Die Richter der 2. Kammer des 2. Senats des Bundesverfassungsgerichts haben mit Beschluss vom 28. November 2017 (2 BvR 2221/16) der Verfassungsbeschwerde eines Strafgefangenen stattgegeben, die sich gegen die überteuerten Telefongebühren im Strafvollzug richtete. Nach Auffassung der Verfassungsrichter verstößt es gegen das verfassungsrechtliche Resozialisierungsgebot, wenn die wirtschaftlichen Interessen eines Gefangenen missachtet werden.

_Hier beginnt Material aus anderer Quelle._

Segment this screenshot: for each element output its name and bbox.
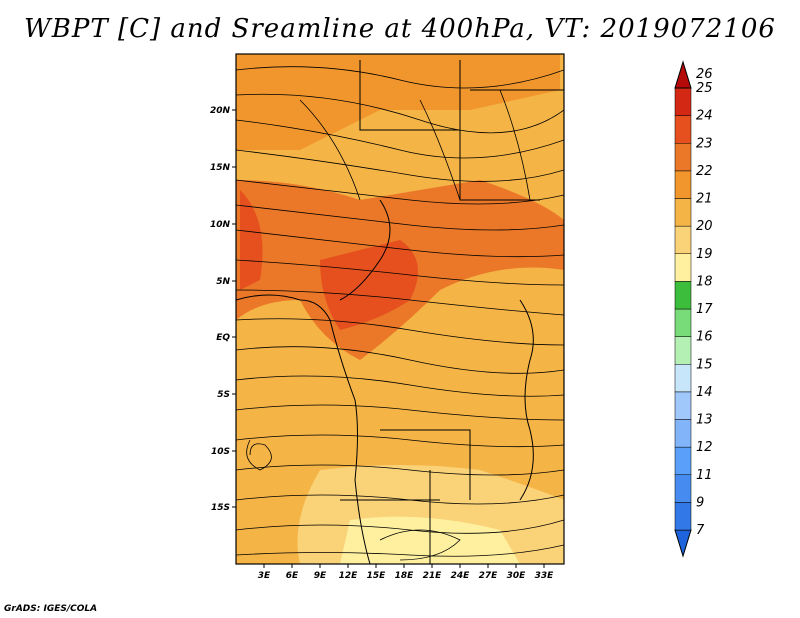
lat-label: 15S <box>211 503 230 513</box>
colorbar-swatch <box>674 308 692 337</box>
colorbar-label: 24 <box>696 109 713 124</box>
colorbar-label: 19 <box>696 247 713 262</box>
colorbar-label: 18 <box>696 274 713 289</box>
map-frame <box>235 53 565 565</box>
lat-label: EQ <box>216 333 230 343</box>
lat-label: 15N <box>210 163 231 173</box>
lon-label: 9E <box>314 571 327 581</box>
colorbar-label: 13 <box>696 413 713 428</box>
lon-label: 21E <box>423 571 443 581</box>
colorbar-label: 17 <box>696 302 713 317</box>
lon-label: 12E <box>339 571 359 581</box>
lat-label: 10S <box>211 447 230 457</box>
streamlines <box>236 66 564 561</box>
lon-label: 18E <box>395 571 415 581</box>
colorbar-label: 14 <box>696 385 713 400</box>
colorbar-swatch <box>674 281 692 310</box>
chart-title: WBPT [C] and Sreamline at 400hPa, VT: 20… <box>24 14 776 44</box>
colorbar-swatch <box>674 529 692 558</box>
colorbar-swatch <box>674 87 692 116</box>
lat-label: 5S <box>217 390 230 400</box>
colorbar-swatch <box>674 115 692 144</box>
colorbar-swatch <box>674 143 692 172</box>
country-borders <box>236 60 564 564</box>
colorbar-label: 26 <box>696 67 713 82</box>
lon-label: 24E <box>451 571 471 581</box>
lon-axis: 3E 6E 9E 12E 15E 18E 21E 24E 27E 30E 33E <box>258 564 554 581</box>
colorbar-label: 22 <box>696 164 713 179</box>
lon-label: 3E <box>258 571 271 581</box>
colorbar-swatch <box>674 336 692 365</box>
colorbar-swatch <box>674 446 692 475</box>
lon-label: 6E <box>286 571 299 581</box>
colorbar-swatch <box>674 253 692 282</box>
lat-axis: 20N 15N 10N 5N EQ 5S 10S 15S <box>210 106 236 513</box>
colorbar-swatch <box>674 170 692 199</box>
credit-label: GrADS: IGES/COLA <box>4 604 98 614</box>
colorbar-swatch <box>674 502 692 531</box>
colorbar-swatch <box>674 364 692 393</box>
lat-label: 10N <box>210 220 231 230</box>
colorbar-swatch <box>674 391 692 420</box>
lon-label: 33E <box>535 571 555 581</box>
colorbar-label: 7 <box>696 523 705 538</box>
colorbar-label: 11 <box>696 468 713 483</box>
lon-label: 27E <box>479 571 499 581</box>
colorbar-label: 23 <box>696 136 713 151</box>
colorbar-label: 20 <box>696 219 713 234</box>
colorbar-swatch <box>674 198 692 227</box>
lon-label: 30E <box>507 571 527 581</box>
wbpt-shading <box>236 54 564 564</box>
colorbar-label: 21 <box>696 192 713 207</box>
lon-label: 15E <box>367 571 387 581</box>
colorbar-swatch <box>674 419 692 448</box>
colorbar-label: 12 <box>696 440 713 455</box>
colorbar-label: 9 <box>696 495 704 510</box>
lat-label: 20N <box>210 106 231 116</box>
colorbar-swatch <box>674 225 692 254</box>
colorbar-swatch <box>674 474 692 503</box>
lat-label: 5N <box>216 277 230 287</box>
colorbar-label: 16 <box>696 330 713 345</box>
colorbar-label: 25 <box>696 81 713 96</box>
colorbar-swatch <box>674 60 692 89</box>
colorbar-label: 15 <box>696 357 713 372</box>
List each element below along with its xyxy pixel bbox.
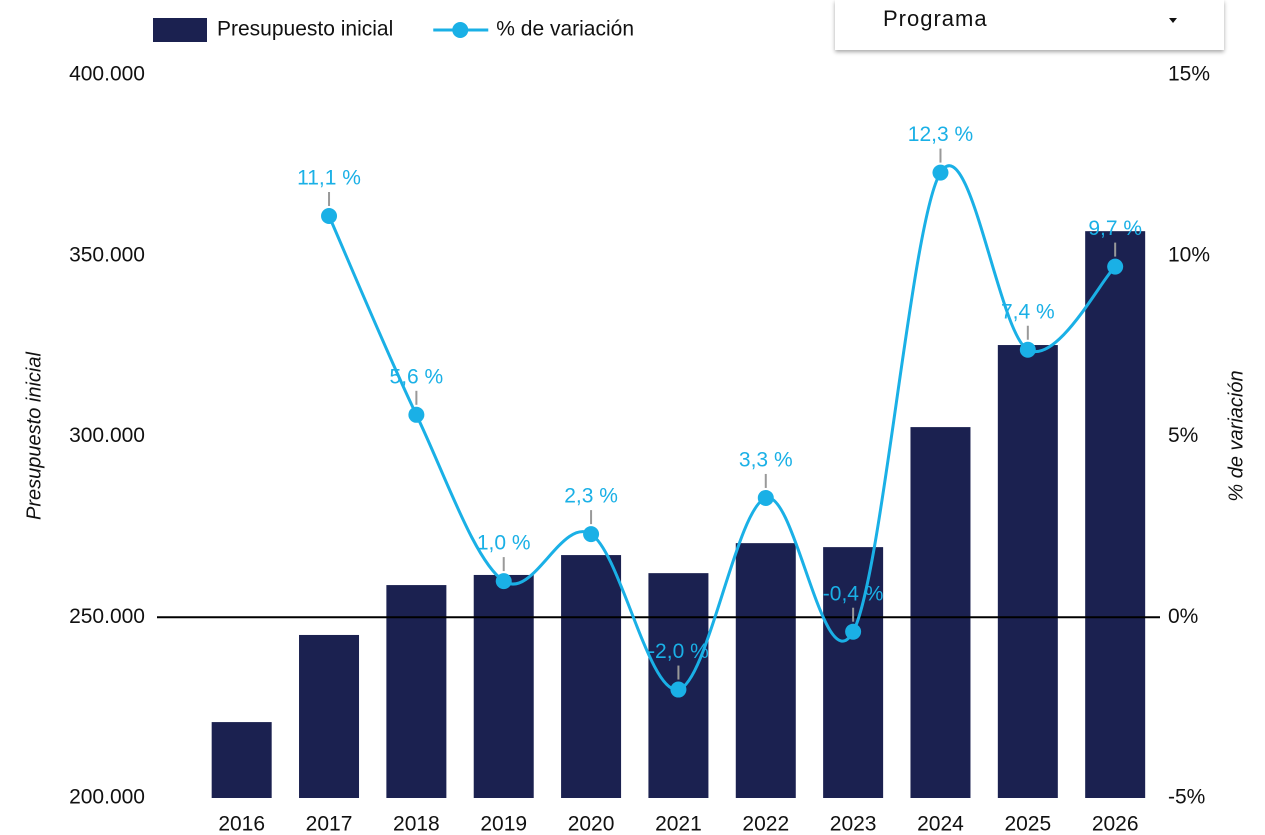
y2-tick-label: 10%: [1168, 243, 1210, 266]
bar: [473, 574, 534, 798]
x-tick-label: 2023: [830, 813, 877, 835]
y-tick-label: 200.000: [69, 786, 145, 809]
data-label: 3,3 %: [739, 449, 793, 472]
bar: [997, 345, 1058, 798]
y2-tick-label: 0%: [1168, 605, 1198, 628]
x-tick-label: 2016: [218, 813, 265, 835]
data-label: 11,1 %: [297, 167, 361, 190]
data-label: -2,0 %: [648, 640, 709, 663]
y2-tick-label: -5%: [1168, 786, 1205, 809]
line-point: [1107, 258, 1124, 275]
y-tick-label: 400.000: [69, 63, 145, 86]
x-tick-label: 2021: [655, 813, 702, 835]
data-label: 12,3 %: [908, 123, 973, 146]
bar: [910, 427, 971, 798]
y2-axis-title: % de variación: [1225, 370, 1247, 501]
data-label: 1,0 %: [477, 532, 531, 555]
legend-dot: [452, 22, 469, 38]
line-point: [1019, 341, 1036, 358]
line-point: [845, 623, 862, 640]
y2-tick-label: 15%: [1168, 63, 1210, 86]
legend-label: % de variación: [496, 18, 634, 41]
data-label: 5,6 %: [390, 365, 444, 388]
dropdown-label: Programa: [883, 6, 988, 31]
line-point: [321, 207, 338, 224]
bar: [211, 722, 272, 798]
dropdown-caret: [1169, 18, 1177, 23]
x-tick-label: 2025: [1004, 813, 1051, 835]
line-point: [583, 526, 600, 543]
data-label: -0,4 %: [823, 582, 884, 605]
line-point: [408, 406, 425, 423]
bar: [735, 543, 796, 798]
line: [327, 164, 1117, 692]
x-tick-label: 2022: [742, 813, 789, 835]
line-point: [932, 164, 949, 181]
line-point: [495, 573, 512, 590]
legend-swatch: [153, 18, 207, 42]
bar: [561, 555, 622, 798]
y2-tick-label: 5%: [1168, 424, 1198, 447]
dropdown[interactable]: Programa: [835, 0, 1224, 50]
data-label: 2,3 %: [564, 485, 618, 508]
bar: [1085, 231, 1146, 799]
x-tick-label: 2017: [306, 813, 353, 835]
bar: [299, 634, 360, 798]
y-tick-label: 350.000: [69, 243, 145, 266]
legend-label: Presupuesto inicial: [217, 18, 393, 41]
bar: [386, 585, 447, 798]
line-point: [670, 681, 687, 698]
y-tick-label: 250.000: [69, 605, 145, 628]
x-tick-label: 2024: [917, 813, 964, 835]
x-tick-label: 2026: [1092, 813, 1139, 835]
line-point: [757, 489, 774, 506]
x-tick-label: 2020: [568, 813, 615, 835]
x-tick-label: 2019: [480, 813, 527, 835]
y-tick-label: 300.000: [69, 424, 145, 447]
data-label: 9,7 %: [1088, 217, 1142, 240]
y-axis-title: Presupuesto inicial: [23, 352, 45, 520]
x-tick-label: 2018: [393, 813, 440, 835]
bar: [823, 547, 884, 798]
data-label: 7,4 %: [1001, 300, 1055, 323]
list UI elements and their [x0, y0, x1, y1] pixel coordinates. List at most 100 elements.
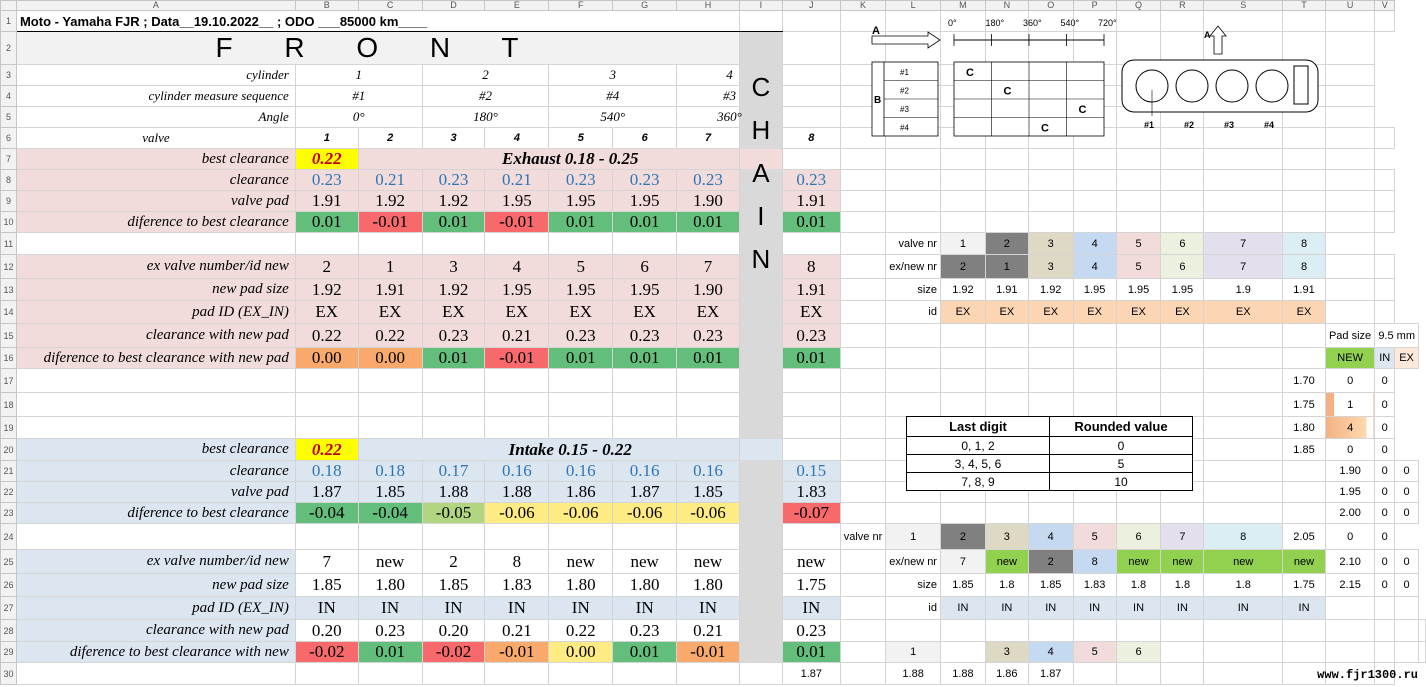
cell[interactable]	[1160, 502, 1205, 524]
cell[interactable]	[548, 368, 614, 393]
pad-count-ex[interactable]: 0	[1374, 523, 1396, 550]
value-cell[interactable]: 0.01	[421, 347, 486, 369]
cell[interactable]	[1282, 169, 1326, 191]
side-value[interactable]: EX	[1203, 300, 1284, 324]
cell[interactable]	[1115, 323, 1162, 348]
cell[interactable]	[839, 254, 887, 279]
cell[interactable]	[1282, 347, 1326, 369]
cell[interactable]	[1394, 596, 1419, 620]
row-header[interactable]: 16	[0, 347, 17, 369]
cell[interactable]	[612, 662, 678, 685]
cell[interactable]	[1324, 254, 1376, 279]
pad-count-in[interactable]: 0	[1374, 460, 1396, 482]
value-cell[interactable]: 1.85	[676, 481, 740, 503]
value-cell[interactable]: 0.20	[421, 619, 486, 642]
side-value[interactable]: 5	[1115, 232, 1162, 255]
cell[interactable]	[781, 392, 841, 417]
cell[interactable]	[421, 392, 486, 417]
side-value[interactable]: 1.8	[1115, 573, 1162, 597]
cell[interactable]	[1324, 278, 1376, 301]
column-header[interactable]: I	[738, 0, 783, 11]
row-header[interactable]: 4	[0, 85, 17, 107]
value-cell[interactable]: 0.01	[548, 347, 614, 369]
cell[interactable]	[357, 368, 423, 393]
cell[interactable]	[839, 392, 887, 417]
side-value[interactable]: 3	[1027, 254, 1074, 279]
bottom-valve[interactable]: 1	[885, 641, 941, 663]
pad-size-new[interactable]: 1.80	[1282, 416, 1326, 439]
value-cell[interactable]: 1.90	[676, 190, 740, 212]
cell[interactable]	[1374, 169, 1396, 191]
cell[interactable]	[1115, 619, 1162, 642]
row-header[interactable]: 11	[0, 232, 17, 255]
value-cell[interactable]: 0.00	[294, 347, 359, 369]
value-cell[interactable]: 0.00	[548, 641, 614, 663]
cell[interactable]	[984, 148, 1029, 170]
side-value[interactable]: 2	[939, 254, 986, 279]
cell[interactable]	[676, 523, 740, 550]
column-header[interactable]: D	[421, 0, 486, 11]
cell[interactable]	[1374, 10, 1396, 32]
value-cell[interactable]: EX	[781, 300, 841, 324]
cell[interactable]	[1282, 190, 1326, 212]
cell[interactable]	[984, 190, 1029, 212]
row-header[interactable]: 30	[0, 662, 17, 685]
cell[interactable]	[839, 190, 887, 212]
value-cell[interactable]: EX	[484, 300, 550, 324]
cell[interactable]	[1282, 211, 1326, 233]
value-cell[interactable]: 0.01	[676, 211, 740, 233]
column-header[interactable]: T	[1282, 0, 1326, 11]
bottom-size[interactable]: 1.87	[1027, 662, 1074, 685]
row-header[interactable]: 6	[0, 127, 17, 149]
side-value[interactable]: EX	[1160, 300, 1205, 324]
value-cell[interactable]: -0.05	[421, 502, 486, 524]
cell[interactable]	[421, 368, 486, 393]
bottom-valve[interactable]: 4	[1027, 641, 1074, 663]
cell[interactable]	[1072, 368, 1117, 393]
side-value[interactable]: 1.91	[1282, 278, 1326, 301]
cell[interactable]	[939, 323, 986, 348]
bottom-size[interactable]: 1.88	[885, 662, 941, 685]
cell[interactable]	[839, 481, 887, 503]
cell[interactable]	[1027, 211, 1074, 233]
value-cell[interactable]: -0.06	[484, 502, 550, 524]
cell[interactable]	[1374, 127, 1396, 149]
cell[interactable]	[1324, 10, 1376, 32]
cell[interactable]	[421, 662, 486, 685]
cell[interactable]	[548, 416, 614, 439]
side-value[interactable]: 5	[1115, 254, 1162, 279]
cell[interactable]	[984, 392, 1029, 417]
cell[interactable]	[885, 392, 941, 417]
value-cell[interactable]: 1.87	[294, 481, 359, 503]
cell[interactable]	[839, 641, 887, 663]
row-header[interactable]: 20	[0, 438, 17, 461]
cell[interactable]	[1374, 300, 1396, 324]
side-value[interactable]: 1	[984, 254, 1029, 279]
pad-count-in[interactable]: 0	[1374, 502, 1396, 524]
side-value[interactable]: 1.95	[1072, 278, 1117, 301]
side-value[interactable]: new	[1203, 549, 1284, 574]
pad-count-ex[interactable]: 0	[1394, 460, 1419, 482]
column-header[interactable]: K	[839, 0, 887, 11]
cell[interactable]	[294, 662, 359, 685]
value-cell[interactable]: 0.01	[294, 211, 359, 233]
cell[interactable]	[357, 232, 423, 255]
cell[interactable]	[839, 502, 887, 524]
cell[interactable]	[939, 392, 986, 417]
cell[interactable]	[1324, 64, 1376, 86]
cell[interactable]	[548, 232, 614, 255]
cell[interactable]	[939, 368, 986, 393]
cell[interactable]	[738, 662, 783, 685]
cell[interactable]	[1203, 502, 1284, 524]
value-cell[interactable]: 0.01	[781, 347, 841, 369]
cell[interactable]	[1203, 169, 1284, 191]
bottom-valve[interactable]: 5	[1072, 641, 1117, 663]
cell[interactable]	[1027, 392, 1074, 417]
cell[interactable]	[1027, 323, 1074, 348]
pad-size-new[interactable]: 2.10	[1324, 549, 1376, 574]
value-cell[interactable]: 1.91	[294, 190, 359, 212]
cell[interactable]	[738, 10, 783, 32]
side-value[interactable]: 6	[1115, 523, 1162, 550]
cell[interactable]	[1324, 169, 1376, 191]
cell[interactable]	[1160, 190, 1205, 212]
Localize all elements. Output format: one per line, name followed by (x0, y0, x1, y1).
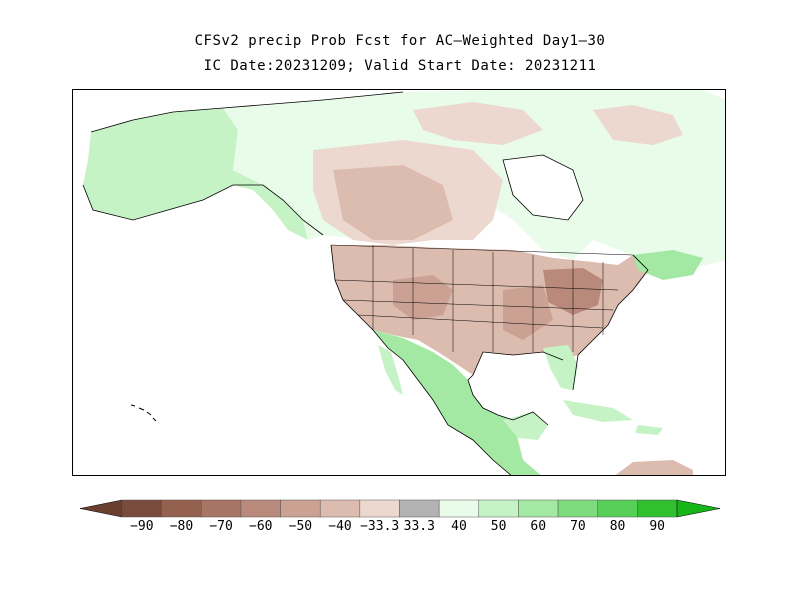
colorbar-bin-5 (319, 499, 361, 518)
colorbar-bin-11 (557, 499, 598, 518)
colorbar-tick-label: −90 (130, 519, 153, 534)
yucatan (503, 412, 548, 440)
colorbar-bin-10 (518, 499, 559, 518)
colorbar-bin-6 (359, 499, 400, 518)
colorbar-tick-label: −70 (209, 519, 232, 534)
colorbar-tick-label: 90 (649, 519, 665, 534)
colorbar-tick-label: −60 (249, 519, 272, 534)
alaska-region (83, 108, 308, 240)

Insoweit reiche der lapidare Hinweis auf die mit einem privaten Telekommunikationsanbieter langfristig eingegangene Vertragsbindung nicht aus. Die Vertragsbindung hindere die Vollzugseinrichtung im Übrigen nicht, die verbrauchten Telefoneinheiten zu marktüblichen Konditionen anzubieten.
Der Beschwerdeführer war Strafgefangener in einer Justizvollzugsanstalt in Schleswig-Holstein. Diese verfügt über ein Insassentelefonsystem, das von einem privaten Telekommunikationsanbieter auf Basis eines mit dem Land Schleswig-Holstein langfristig geschlossenen Vertrags betrieben wird. Alternative Telefonnutzungsmöglichkeiten bestehen für die Insassen nicht. Im Juni 2015 führte der Anbieter einen Tarifwechsel durch, was für den Beschwerdeführer erheblich höhere Telefonkosten verursachte. Mit seinen Anträgen an die Vollzugseinrichtung und mit der anschließenden gerichtlichen Überprüfung der Vollzugsentscheidung hatte er in allen Instanzen keinen Erfolg. Mit seiner Verfassungsbeschwerde rügt der Beschwerdeführer vornehmlich die Verletzung seines Grundrechts auf Resozialisierung aus Art. 2 Abs. 1 in Verbindung mit Art. 1 Abs. 1 des Grundgesetzes.
Die Verfassungsrichter entschieden, dass Telekommunikationsleistungen nicht unentgeltlich zur Verfügung gestellt werden müssen, aber auch nicht überteuert sein dürfen, dies gebiete der verfassungsrechtliche Grundsatz der Verhältnismäßigkeit. Wenn Gefangene ohne eine am Markt frei wählbare Alternative seien, müssen die Vollzugseinrichtungen diese Leistungen zu marktüblichen Konditionen anbieten. Dies gelte selbst für den Fall, dass die Bereitstellung von Telekommunikationsleistungen auf einen externen Anbieter übertragen worden sei. Insoweit greife die Fürsorgepflicht der Vollzugseinrichtungen.
Im konkreten Fall hatte der betroffene Strafgefangene aus Schleswig-Holstein geklagt, weil das Justizministerium mit einem privaten Telefonanbieter einen Tarifwechsel vereinbart hatte, der für die Gefangenen zu deutlich höheren Gebühren führte. Der Beschwerdeführer verwies darauf, dass er deshalb Telefonkosten von etwa 80 Euro im Monat habe. Andere Anbieter seien aber um bis zu 50 Prozent günstiger.
Das Festhalten an dem geschlossenen Vertrag, den das Justizministerium mit einer Laufzeit von 15 Jahren ausgehandelt hat und dessen vorzeitige Kündigung nicht beabsichtigt ist, hindert die Justizvollzugsanstalt nach Ansicht der Verfassungsrichter nicht daran, dem Beschwerdeführer marktgerechte Preise in Rechnung zu stellen oder ihm kostengünstigere Alternativen der Telefonnutzung anzubieten.